Desde fevereiro estou trabalhando no Centro de Curitiba. Esse compromisso diário, obrigatório, tem me reconectado com a cidade onde nasci e passei boa parte da vida, entre idas e vindas de maior ou menor duração. O interessante de estar aqui todos os dias, de segunda a sexta-feira, percorrendo mais ou menos os mesmos trajetos, é a possibilidade de perceber detalhes aparentemente desimportantes, mas capazes de me fazer repensar minha identidade a partir do espaço urbano que ocupo, e por onde transito. Percebo que não apenas estou neste lugar. Ele está em mim, na minha identidade, ainda que sempre de forma mutante, se reconfigurando em cada pequena loja, entrada de edifício ou hotel, bar, lanchonete e marquise de prédio pelos quais passo. E, principalmente, pela diversidade de pessoas que cruzam o meu caminho, de homens engravatados a pessoas em situação de rua, passando por estudantes uniformizados, senhoras bem compostas com suas golas rolês e ciclistas, alguns de capacete, outros não.
A Rua XV de Novembro, principal artéria do Centro de Curitiba, com seu calçadão visionário, feito para pés e não para rodas, é uma espécie de praia sem mar.

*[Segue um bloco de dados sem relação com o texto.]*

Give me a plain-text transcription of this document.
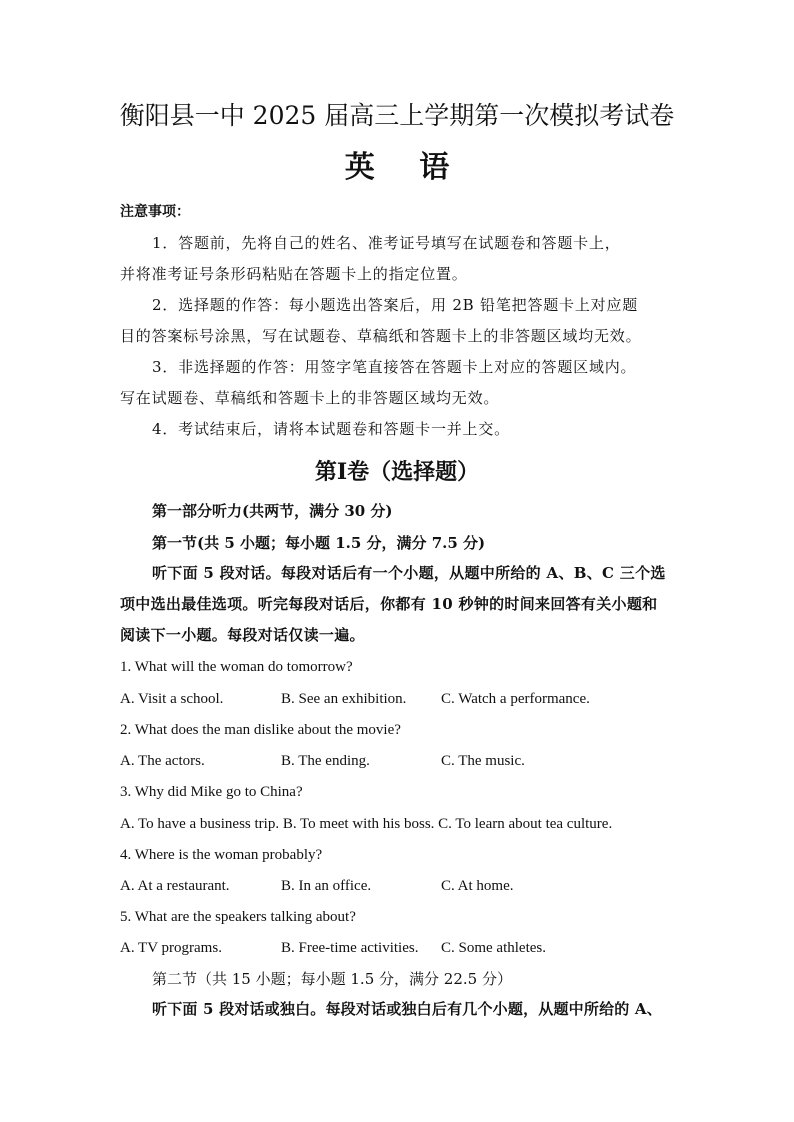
衡阳县一中 2025 届高三上学期第一次模拟考试卷
英 语
注意事项：
1．答题前，先将自己的姓名、准考证号填写在试题卷和答题卡上，
并将准考证号条形码粘贴在答题卡上的指定位置。
2．选择题的作答：每小题选出答案后，用 2B 铅笔把答题卡上对应题
目的答案标号涂黑，写在试题卷、草稿纸和答题卡上的非答题区域均无效。
3．非选择题的作答：用签字笔直接答在答题卡上对应的答题区域内。
写在试题卷、草稿纸和答题卡上的非答题区域均无效。
4．考试结束后，请将本试题卷和答题卡一并上交。
第Ⅰ卷（选择题）
第一部分听力(共两节，满分 30 分)
第一节(共 5 小题；每小题 1.5 分，满分 7.5 分)
听下面 5 段对话。每段对话后有一个小题，从题中所给的 A、B、C 三个选
项中选出最佳选项。听完每段对话后，你都有 10 秒钟的时间来回答有关小题和
阅读下一小题。每段对话仅读一遍。
1. What will the woman do tomorrow?
A. Visit a school.	B. See an exhibition. C. Watch a performance.
2. What does the man dislike about the movie?
A. The actors.	B. The ending.	C. The music.
3. Why did Mike go to China?
A. To have a business trip. B. To meet with his boss. C. To learn about tea culture.
4. Where is the woman probably?
A. At a restaurant.	B. In an office.	C. At home.
5. What are the speakers talking about?
A. TV programs.	B. Free-time activities. C. Some athletes.
第二节（共 15 小题；每小题 1.5 分，满分 22.5 分）
听下面 5 段对话或独白。每段对话或独白后有几个小题，从题中所给的 A、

Ainda que os shoppings, ao longo das últimas três, quatro décadas, tenham lhe roubado as salas de cinema, uma parte do público mais endinheirado, e muitos jovens da classe média, média alta, confessem nunca, ou muito poucas vezes, ter por ali estado, as quadras que separam a praça Osório da Santos Andrade, e seus arredores, sintetizam, democraticamente, muito da complexa essência de uma cidade que sempre foi muito plural. Muitos, afinal, se esquecem de que, no fim do século 19, início do 20, ouviam-se vários idiomas pelas ruas de Curitiba, além do português, o que agora volta a acontecer com uma nova leva de imigrantes e refugiados.
A Rua XV de Novembro, principal artéria do Centro de Curitiba, com seu calçadão visionário, feito para pés e não para rodas, é uma espécie de praia sem mar.
Nunca gostei muito do cair da tarde, do crepúsculo, esse momento entre o dia e a noite no qual a passagem das horas se materializa em forma de luz em transformação, da natural para artificial, denunciando o efêmero, o transitório. Alguma coisa, meio existencial acontece no meu coração. Nos últimos tempos, entretanto, como diria Chico Buarque na canção “Olhos nos Olhos”, “me pego cantando sem mais nem por quê”. Talvez porque, ao sair de mais um dia de trabalho, e deixar que meus pés me conduzam pelo coração de Curitiba, que guarda tantas das minhas histórias, tantos pedaços de mim, mas também de milhões, curitibanos de nascimento ou não, eu me sinta verdadeiramente em casa. Essa sensação de pertencimento afronta e desafia minha melancolia, em vez de alimentá-la, porque, de certa maneira, me dá a sensação de lar, de saber onde estou, sem me limitar, aprisionar. Sinto que sou daqui, e isso não tem preço.
Percebo também, que o Centro de Curitiba passa hoje por uma espécie de processo de redescoberta por novas gerações, que têm preferido a liberdade democrática das calçadas à segurança e ao conforto dos ambientes fechados, “protegidos”, quase sempre visando à manutenção não apenas de patrimônio, mas de uma noção de divisão de classes que, embora não seja de forma alguma falsa, é certamente perversa, nociva.
No coração da cidade, em seu Centro, repleto de sons contrastes, tenho a sensação de que cabem todos. E é ela que me faz voltar todos os dias.